When national governments or global health funders have to decide whether to subsidize a new medical technology (a new vaccine, a new AIDS medication, a new clinical pathway), some ask whether the new technology is “cost-effective”, that is, whether the health gains from the introduction of the new technology outweigh the health given up or foregone as other activities are displaced to accommodate the additional costs.
To answer this policy question, researchers often determine cost-effectiveness by comparing a new technology’s incremental cost-effectiveness ratio or ICER to a threshold that is some multiple of a country or income group’s GDP per capita, per WHO convention. The dollar value of the threshold is intended to represent the costs associated with health foregone or displaced by the adoption of the new technology.
In practice however, GDP-based thresholds have little empirical basis, as Shilcutt and co-authors lay out in their excellent review of decision rules and their use in studies related to low- and middle-income countries (LMIC). The lack of empirical justification for the decision rule can result in the adoption of unaffordable or inefficient technologies.
One example comes from middle-income countries considering the adoption of the Pneumococcal Conjugate Vaccine in various presentations (PCV-10 or PCV-13). Using the WHO’s CHOICE model and based on prices obtained via UNICEF, PCV in either presentation looks cost-effective when comparing the ICER of both kinds of PCV vaccine to a threshold of one to three times a GDP per capita. However, PCV will not likely be cost-saving at $16 a dose.
So the middle-incomes should adopt PCV, right? Unfortunately, the decision is not that clear: adding PCV at current prices could more than quadruple vaccination budgets if the entire birth cohort is targeted. In this case, assuming that the public budget will not grow to fully accommodate this new expenditure requirement** and that funds must be reallocated from other parts of the budget to this use, the GDP-based threshold is not reflecting the real opportunity cost of the allocation shift in the actual public budget that would be required to quadruple spending on immunization.

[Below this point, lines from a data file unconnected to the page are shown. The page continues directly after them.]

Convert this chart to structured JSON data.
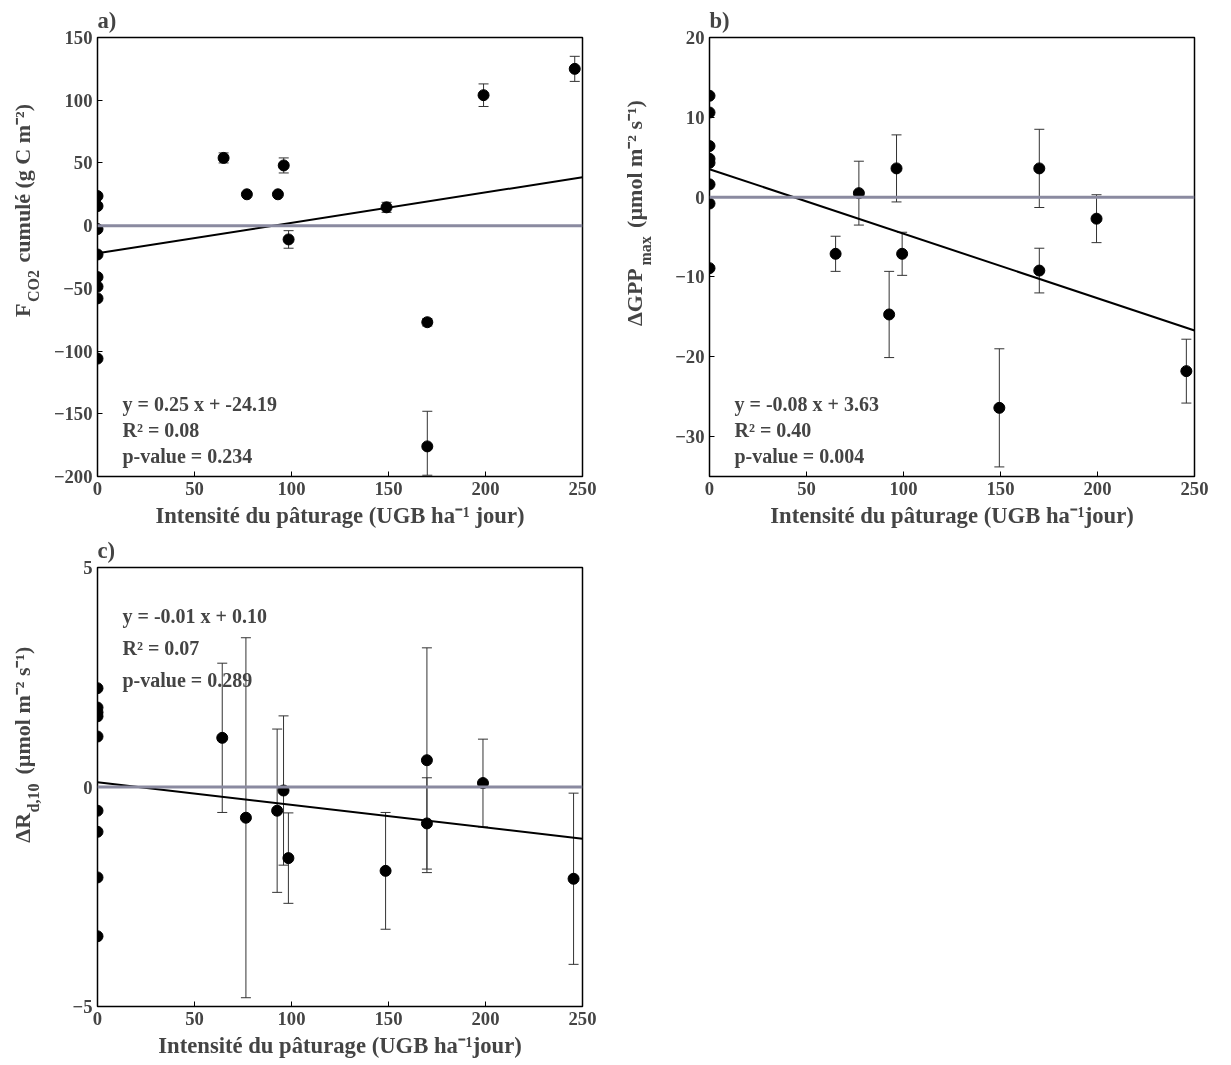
{
  "chart_data": [
    {
      "type": "scatter",
      "title": "a)",
      "xlabel": "Intensité du pâturage (UGB ha⁻¹ jour)",
      "ylabel": "F$_{CO2}$ cumulé (g C m⁻²)",
      "xlim": [
        0,
        250
      ],
      "xticks": [
        0,
        50,
        100,
        150,
        200,
        250
      ],
      "ylim": [
        -200,
        150
      ],
      "yticks": [
        -200,
        -150,
        -100,
        -50,
        0,
        50,
        100,
        150
      ],
      "grid": false,
      "series": [
        {
          "marker": "circle",
          "color": "#000000",
          "x": [
            0,
            0,
            0,
            0,
            0,
            0,
            0,
            0,
            65,
            77,
            93,
            96,
            98.5,
            149,
            170,
            170,
            199,
            246
          ],
          "values": [
            23.6,
            15.6,
            -2.7,
            -23,
            -41,
            -48.6,
            -58,
            -106,
            54,
            25,
            25,
            48,
            -11,
            14.6,
            -77,
            -176,
            104,
            125
          ],
          "errors": [
            null,
            null,
            null,
            null,
            null,
            null,
            null,
            null,
            4,
            null,
            null,
            6,
            7,
            4,
            3,
            [
              -199,
              -148
            ],
            9,
            10
          ]
        },
        {
          "type": "line",
          "color": "#000000",
          "x": [
            0,
            250
          ],
          "values": [
            -22,
            38.6
          ]
        }
      ],
      "ref_lines": [
        {
          "axis": "y",
          "value": 0,
          "color": "#8a8aa0"
        }
      ],
      "annotations": [
        "y = 0.25 x + -24.19",
        "R² = 0.08",
        "p-value = 0.234"
      ]
    },
    {
      "type": "scatter",
      "title": "b)",
      "xlabel": "Intensité du pâturage (UGB ha⁻¹jour)",
      "ylabel": "ΔGPP$_{max}$ (µmol m⁻² s⁻¹)",
      "xlim": [
        0,
        250
      ],
      "xticks": [
        0,
        50,
        100,
        150,
        200,
        250
      ],
      "ylim": [
        -35,
        20
      ],
      "yticks": [
        -30,
        -20,
        -10,
        0,
        10,
        20
      ],
      "grid": false,
      "series": [
        {
          "marker": "circle",
          "color": "#000000",
          "x": [
            0,
            0,
            0,
            0,
            0,
            0,
            0,
            0,
            65,
            77,
            92.6,
            96.4,
            99.3,
            149.4,
            170,
            170,
            199.5,
            245.8
          ],
          "values": [
            12.7,
            10.6,
            6.4,
            4.8,
            4.3,
            1.6,
            -0.8,
            -8.9,
            -7.1,
            0.5,
            -14.7,
            3.6,
            -7.1,
            -26.4,
            3.6,
            -9.2,
            -2.7,
            -21.8
          ],
          "errors": [
            null,
            null,
            null,
            null,
            null,
            null,
            null,
            null,
            2.2,
            4,
            5.4,
            4.2,
            2.7,
            7.4,
            4.9,
            2.8,
            3,
            4
          ]
        },
        {
          "type": "line",
          "color": "#000000",
          "x": [
            0,
            250
          ],
          "values": [
            3.5,
            -16.7
          ]
        }
      ],
      "ref_lines": [
        {
          "axis": "y",
          "value": 0,
          "color": "#8a8aa0"
        }
      ],
      "annotations": [
        "y = -0.08 x + 3.63",
        "R² = 0.40",
        "p-value = 0.004"
      ]
    },
    {
      "type": "scatter",
      "title": "c)",
      "xlabel": "Intensité du pâturage (UGB ha⁻¹jour)",
      "ylabel": "ΔR$_{d,10}$ (µmol m⁻² s⁻¹)",
      "xlim": [
        0,
        250
      ],
      "xticks": [
        0,
        50,
        100,
        150,
        200,
        250
      ],
      "ylim": [
        -5,
        5
      ],
      "yticks": [
        -5,
        0,
        5
      ],
      "grid": false,
      "series": [
        {
          "marker": "circle",
          "color": "#000000",
          "x": [
            0,
            0,
            0,
            0,
            0,
            0,
            0,
            0,
            0,
            64.3,
            76.5,
            92.6,
            95.9,
            98.4,
            148.5,
            169.8,
            169.8,
            198.7,
            245.4
          ],
          "values": [
            2.25,
            1.81,
            1.7,
            1.61,
            1.15,
            -0.54,
            -1.02,
            -2.06,
            -3.4,
            1.12,
            -0.7,
            -0.54,
            -0.08,
            -1.62,
            -1.91,
            0.61,
            -0.83,
            0.09,
            -2.09
          ],
          "errors": [
            null,
            null,
            null,
            null,
            null,
            null,
            null,
            null,
            null,
            1.7,
            [
              -4.8,
              3.4
            ],
            1.86,
            1.7,
            1.03,
            1.33,
            2.56,
            1.04,
            1.0,
            1.95
          ]
        },
        {
          "type": "line",
          "color": "#000000",
          "x": [
            0,
            250
          ],
          "values": [
            0.11,
            -1.18
          ]
        }
      ],
      "ref_lines": [
        {
          "axis": "y",
          "value": 0,
          "color": "#8a8aa0"
        }
      ],
      "annotations": [
        "y = -0.01 x + 0.10",
        "R² = 0.07",
        "p-value = 0.289"
      ]
    }
  ]
}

This is why work released last week by health economists at the University of York is so important: Karl Claxton and his co-authors have derived an empirically based cost-effectiveness threshold for the UK’s National Health Service (NHS), which may be adopted by the priority-setting body NICE to issue guidance on new interventions.

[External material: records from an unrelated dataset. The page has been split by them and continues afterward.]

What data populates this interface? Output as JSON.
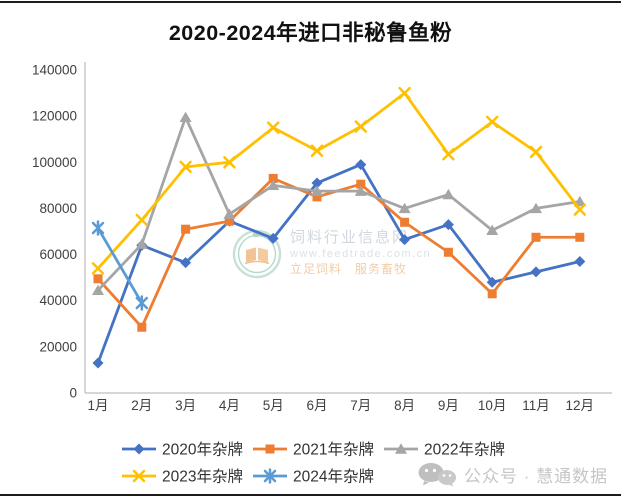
{
  "chart_data": {
    "type": "line",
    "title": "2020-2024年进口非秘鲁鱼粉",
    "categories": [
      "1月",
      "2月",
      "3月",
      "4月",
      "5月",
      "6月",
      "7月",
      "8月",
      "9月",
      "10月",
      "11月",
      "12月"
    ],
    "series": [
      {
        "name": "2020年杂牌",
        "color": "#4472C4",
        "marker": "diamond",
        "values": [
          13000,
          64000,
          56500,
          74500,
          67000,
          91000,
          99000,
          66500,
          73000,
          48000,
          52500,
          57000
        ]
      },
      {
        "name": "2021年杂牌",
        "color": "#ED7D31",
        "marker": "square",
        "values": [
          49500,
          28500,
          71000,
          74500,
          93000,
          85000,
          90500,
          74000,
          61000,
          43000,
          67500,
          67500
        ]
      },
      {
        "name": "2022年杂牌",
        "color": "#A5A5A5",
        "marker": "triangle",
        "values": [
          44500,
          64500,
          119500,
          77500,
          90000,
          87500,
          87500,
          80000,
          86000,
          70500,
          80000,
          83000
        ]
      },
      {
        "name": "2023年杂牌",
        "color": "#FFC000",
        "marker": "x",
        "values": [
          54000,
          75000,
          98000,
          100000,
          115000,
          105000,
          115500,
          130000,
          103500,
          117500,
          104500,
          79500
        ]
      },
      {
        "name": "2024年杂牌",
        "color": "#5B9BD5",
        "marker": "star",
        "values": [
          71500,
          39000,
          null,
          null,
          null,
          null,
          null,
          null,
          null,
          null,
          null,
          null
        ]
      }
    ],
    "xlabel": "",
    "ylabel": "",
    "ylim": [
      0,
      140000
    ],
    "y_tick_step": 20000,
    "grid": false,
    "legend_position": "bottom",
    "axis_color": "#BFBFBF",
    "tick_label_color": "#404040",
    "legend_text_color": "#333333"
  },
  "watermark": {
    "site_name": "饲料行业信息网",
    "site_url": "www.feedtrade.com.cn",
    "slogan": "立足饲料　服务畜牧"
  },
  "badge": {
    "text": "公众号 · 慧通数据"
  }
}
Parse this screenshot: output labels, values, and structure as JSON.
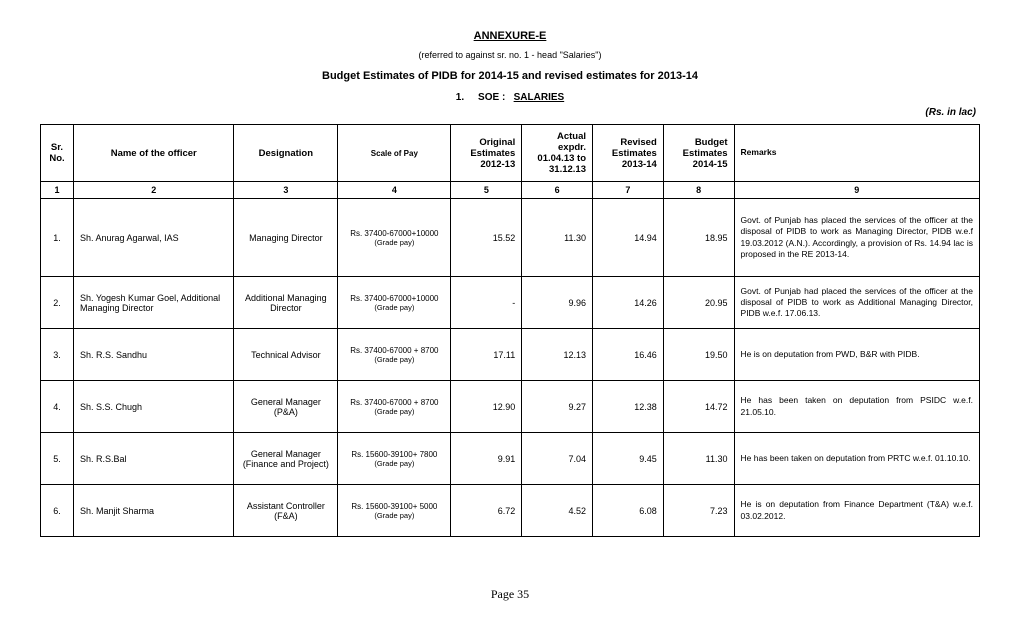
{
  "header": {
    "annexure": "ANNEXURE-E",
    "referred": "(referred to against sr. no. 1 -  head \"Salaries\")",
    "main_title": "Budget Estimates of PIDB for 2014-15 and revised estimates for 2013-14",
    "soe_num": "1.",
    "soe_label": "SOE :",
    "soe_value": "SALARIES",
    "unit": "(Rs. in lac)"
  },
  "columns": {
    "sr": "Sr. No.",
    "name": "Name of the officer",
    "desg": "Designation",
    "pay": "Scale of Pay",
    "orig": "Original Estimates 2012-13",
    "actual": "Actual expdr. 01.04.13 to 31.12.13",
    "rev": "Revised Estimates 2013-14",
    "bud": "Budget Estimates 2014-15",
    "rem": "Remarks"
  },
  "colnums": {
    "c1": "1",
    "c2": "2",
    "c3": "3",
    "c4": "4",
    "c5": "5",
    "c6": "6",
    "c7": "7",
    "c8": "8",
    "c9": "9"
  },
  "rows": {
    "r1": {
      "sr": "1.",
      "name": "Sh. Anurag Agarwal, IAS",
      "desg": "Managing Director",
      "pay": "Rs. 37400-67000+10000",
      "gp": "(Grade pay)",
      "orig": "15.52",
      "actual": "11.30",
      "rev": "14.94",
      "bud": "18.95",
      "rem": "Govt. of Punjab has placed the services of the officer at the disposal of PIDB to work as Managing Director, PIDB w.e.f 19.03.2012 (A.N.).\n        Accordingly, a provision of Rs. 14.94 lac is proposed in the RE 2013-14."
    },
    "r2": {
      "sr": "2.",
      "name": "Sh. Yogesh Kumar Goel, Additional Managing Director",
      "desg": "Additional Managing Director",
      "pay": "Rs. 37400-67000+10000",
      "gp": "(Grade pay)",
      "orig": "-",
      "actual": "9.96",
      "rev": "14.26",
      "bud": "20.95",
      "rem": "Govt. of Punjab had placed the services of the officer at the disposal of PIDB to work as Additional Managing Director, PIDB w.e.f. 17.06.13."
    },
    "r3": {
      "sr": "3.",
      "name": "Sh. R.S. Sandhu",
      "desg": "Technical Advisor",
      "pay": "Rs. 37400-67000 + 8700",
      "gp": "(Grade pay)",
      "orig": "17.11",
      "actual": "12.13",
      "rev": "16.46",
      "bud": "19.50",
      "rem": "He is on deputation from PWD, B&R with PIDB."
    },
    "r4": {
      "sr": "4.",
      "name": "Sh. S.S. Chugh",
      "desg": "General Manager (P&A)",
      "pay": "Rs. 37400-67000 + 8700",
      "gp": "(Grade pay)",
      "orig": "12.90",
      "actual": "9.27",
      "rev": "12.38",
      "bud": "14.72",
      "rem": "He has been taken on deputation from PSIDC w.e.f. 21.05.10."
    },
    "r5": {
      "sr": "5.",
      "name": "Sh. R.S.Bal",
      "desg": "General Manager (Finance and Project)",
      "pay": "Rs. 15600-39100+ 7800",
      "gp": "(Grade pay)",
      "orig": "9.91",
      "actual": "7.04",
      "rev": "9.45",
      "bud": "11.30",
      "rem": "He has been taken on deputation from PRTC w.e.f. 01.10.10."
    },
    "r6": {
      "sr": "6.",
      "name": "Sh. Manjit Sharma",
      "desg": "Assistant Controller (F&A)",
      "pay": "Rs. 15600-39100+ 5000",
      "gp": "(Grade pay)",
      "orig": "6.72",
      "actual": "4.52",
      "rev": "6.08",
      "bud": "7.23",
      "rem": "He is on deputation from Finance Department (T&A) w.e.f. 03.02.2012."
    }
  },
  "footer": {
    "page_label": "Page",
    "page_num": "35"
  }
}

While the actual value of the empirically-based NHS threshold is not relevant to LMIC, the methods and kinds of data used to estimate the threshold are highly relevant and could be used by LMIC and their external funders to guide future decision-making on new technology adoption.

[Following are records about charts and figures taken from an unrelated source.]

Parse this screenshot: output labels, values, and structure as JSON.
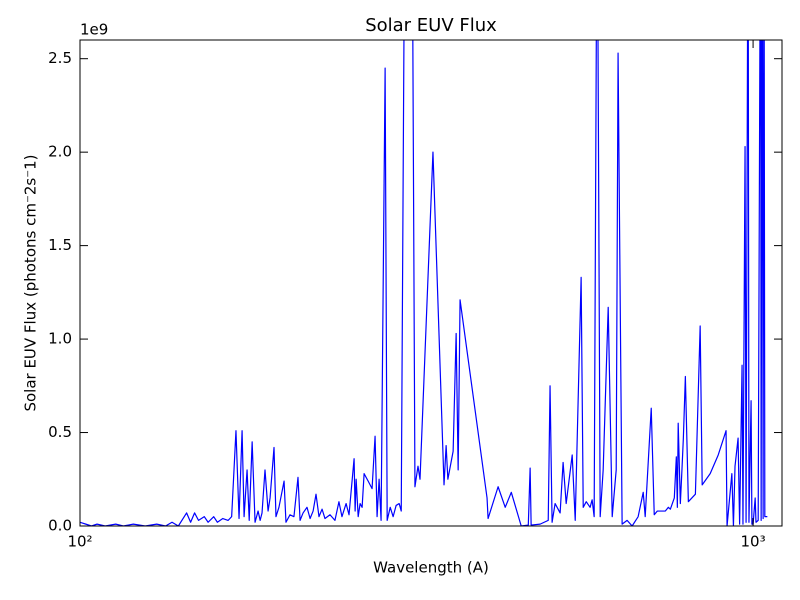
{
  "chart_data": {
    "type": "line",
    "title": "Solar EUV Flux",
    "x_label": "Wavelength (A)",
    "y_label": "Solar EUV Flux (photons cm⁻2s⁻1)",
    "y_offset_label": "1e9",
    "xscale": "log",
    "grid": false,
    "color": "#0000ff",
    "xlim": [
      100,
      1104
    ],
    "xticks": [
      {
        "value": 100,
        "label": "10²"
      },
      {
        "value": 1000,
        "label": "10³"
      }
    ],
    "ylim": [
      0,
      2.6
    ],
    "yticks": [
      {
        "value": 0,
        "label": "0.0"
      },
      0.5,
      {
        "value": 1,
        "label": "1.0"
      },
      1.5,
      {
        "value": 2,
        "label": "2.0"
      },
      2.5
    ],
    "x": [
      100,
      102,
      104,
      106,
      109,
      113,
      116,
      120,
      125,
      130,
      134,
      137,
      140,
      144,
      146,
      148,
      150,
      153,
      155,
      158,
      160,
      163,
      166,
      168,
      170.5,
      172.3,
      174.1,
      175.3,
      177.1,
      178.4,
      180.2,
      182,
      183.9,
      185.2,
      186.4,
      188.3,
      190.3,
      191.6,
      194.2,
      195.5,
      197.5,
      201,
      202.3,
      205.1,
      207.9,
      210.8,
      212.3,
      214.5,
      217.4,
      219.7,
      222,
      224.2,
      226.5,
      228.9,
      231.2,
      235.2,
      239.2,
      242.5,
      245,
      248.5,
      251,
      255.4,
      256.3,
      257.2,
      259,
      260.7,
      262.5,
      264.3,
      268,
      271.6,
      274.4,
      276.3,
      278.2,
      280.1,
      284,
      286,
      289,
      291.9,
      294.9,
      298,
      300.1,
      304,
      311.3,
      314.5,
      317.8,
      320,
      334.5,
      347.4,
      349.9,
      352,
      358.4,
      362.1,
      364.6,
      367,
      402.5,
      403.9,
      418,
      428.3,
      437.3,
      452.4,
      463.5,
      466.4,
      468,
      482.7,
      496.2,
      499.3,
      502.8,
      508,
      516.8,
      522.1,
      527.6,
      538.6,
      544.2,
      555.3,
      559.3,
      565.1,
      572.6,
      576.6,
      580.6,
      586.6,
      592.7,
      598.8,
      609.2,
      617.6,
      626.1,
      630.1,
      638.9,
      649.9,
      661.2,
      674.9,
      686.7,
      691.4,
      705.8,
      713.1,
      720.7,
      740.7,
      748.4,
      753.5,
      763.8,
      769.1,
      771.8,
      774,
      779.7,
      784,
      787.8,
      793.2,
      801.4,
      820.9,
      834.4,
      840.2,
      863.5,
      887.6,
      911.7,
      914.8,
      930,
      935,
      940.1,
      950,
      955,
      963,
      966,
      972.9,
      976.3,
      983,
      986,
      993.2,
      996,
      1000,
      1007.2,
      1010,
      1017.6,
      1026,
      1028,
      1031.6,
      1035,
      1038,
      1041,
      1050
    ],
    "values": [
      0.02,
      0.01,
      0,
      0.01,
      0,
      0.01,
      0,
      0.01,
      0,
      0.01,
      0,
      0.02,
      0,
      0.07,
      0.02,
      0.07,
      0.03,
      0.05,
      0.02,
      0.05,
      0.02,
      0.04,
      0.03,
      0.05,
      0.51,
      0.04,
      0.51,
      0.05,
      0.3,
      0.03,
      0.45,
      0.02,
      0.08,
      0.03,
      0.07,
      0.3,
      0.08,
      0.15,
      0.42,
      0.05,
      0.1,
      0.24,
      0.02,
      0.06,
      0.05,
      0.26,
      0.03,
      0.07,
      0.1,
      0.04,
      0.08,
      0.17,
      0.05,
      0.09,
      0.04,
      0.06,
      0.03,
      0.13,
      0.05,
      0.12,
      0.06,
      0.36,
      0.08,
      0.25,
      0.05,
      0.12,
      0.1,
      0.28,
      0.24,
      0.2,
      0.48,
      0.05,
      0.25,
      0.03,
      2.45,
      0.03,
      0.1,
      0.05,
      0.11,
      0.12,
      0.08,
      3.6,
      3.6,
      0.21,
      0.32,
      0.25,
      2.0,
      0.22,
      0.43,
      0.25,
      0.4,
      1.03,
      0.3,
      1.21,
      0.15,
      0.04,
      0.21,
      0.1,
      0.18,
      0,
      0.005,
      0.31,
      0.005,
      0.01,
      0.03,
      0.75,
      0.02,
      0.12,
      0.07,
      0.34,
      0.12,
      0.38,
      0.03,
      1.33,
      0.1,
      0.13,
      0.1,
      0.14,
      0.05,
      3.6,
      0.05,
      0.3,
      1.17,
      0.05,
      0.3,
      2.53,
      0.01,
      0.03,
      0,
      0.05,
      0.18,
      0.05,
      0.63,
      0.06,
      0.08,
      0.08,
      0.1,
      0.09,
      0.15,
      0.37,
      0.1,
      0.55,
      0.12,
      0.3,
      0.47,
      0.8,
      0.13,
      0.17,
      1.07,
      0.22,
      0.28,
      0.38,
      0.51,
      0,
      0.28,
      0,
      0.32,
      0.47,
      0.01,
      0.86,
      0.01,
      2.03,
      0.02,
      3.6,
      0.02,
      0.67,
      0.01,
      0.01,
      0.15,
      0.02,
      0.03,
      3.6,
      0.03,
      3.6,
      0.04,
      3.6,
      0.05,
      0.05
    ]
  }
}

First, recognizing that the threshold would need to be revised periodically, the researchers started with the premise that they could only use data that was routinely available from the NHS. Second, they looked at the relationship between overall NHS expenditure and patients’ health outcomes. They write: “by exploiting differences between Primary Care Trusts [the commissioner or payer for health services in the NHS] in expenditure and outcomes, it is possible to infer the costs of generating health improvement from NHS services at the margin….[providing] an [average] indication of the health foregone through the services displaced by the additional budget effect” of any new technology adoption. The researchers also estimate a “budget elasticity of expenditure” within each program budgeting category* that allows for analysis of what will likely be cut –based on historical data- to accommodate the budget impact of a new technology. Finally, in addition to generating the new threshold, the team puts these two analyses together to come up with an app-like “health foregone calculator” table, shown below.
The table identifies: “how many QALYs are likely to be foregone across the NHS as a consequence of approving a technology which imposes incremental costs on the NHS (identified in blue cell). It can also indicate where those QALYs are likely to be foregone and how they are made up, i.e., the additional deaths, life years lost (unadjusted and adjusted for quality of life) and the quality of life impact on those with disease.”
The table shows that NICE’s recommendation of a new technology that had incremental costs of £80 million -such as Ranibizumab for the treatment of diabetic macular oedema- displaces the equivalent of 4,367 QALYs equating to 295 additional deaths and 1,337 life years foregone, most of which were likely to occur among patients suffering from cancer or circulatory, respiratory or gastro-intestinal disease.
This is the real opportunity cost that needs to be considered by policy-makers and the public in general.
No one expects cost-effectiveness to be the only criteria for decision-making on new technology adoption; indeed, our recent working group on priority-setting in health identified many other factors to consider and the importance of placing cost-effectiveness results within a fair and transparent process of decision-making.
But cost-effectiveness is among the most important criteria to consider since the health we give up may be as or more important than the health we gain from a new technology.
How much and what type of health lost by approving a new technology in the NHS?
Source: Claxton et al based on methods and results reported in http://www.york.ac.uk/che/research/teehta/methodological-research/#tab-4, Section 5.7.
*Each Primary Care Trust classifies its budget into “program budgeting categories” organized by disease-type, i.e., diabetes, respiratory care, etc.
**Of course, public budgets for health in middle-income countries are growing, and there is great diversity in the levels and growth rates of public spending within countries at the same or similar level of income. However, accommodating the higher incremental cost of new technologies is likely a challenge even in those countries where expenditure is growing rapidly.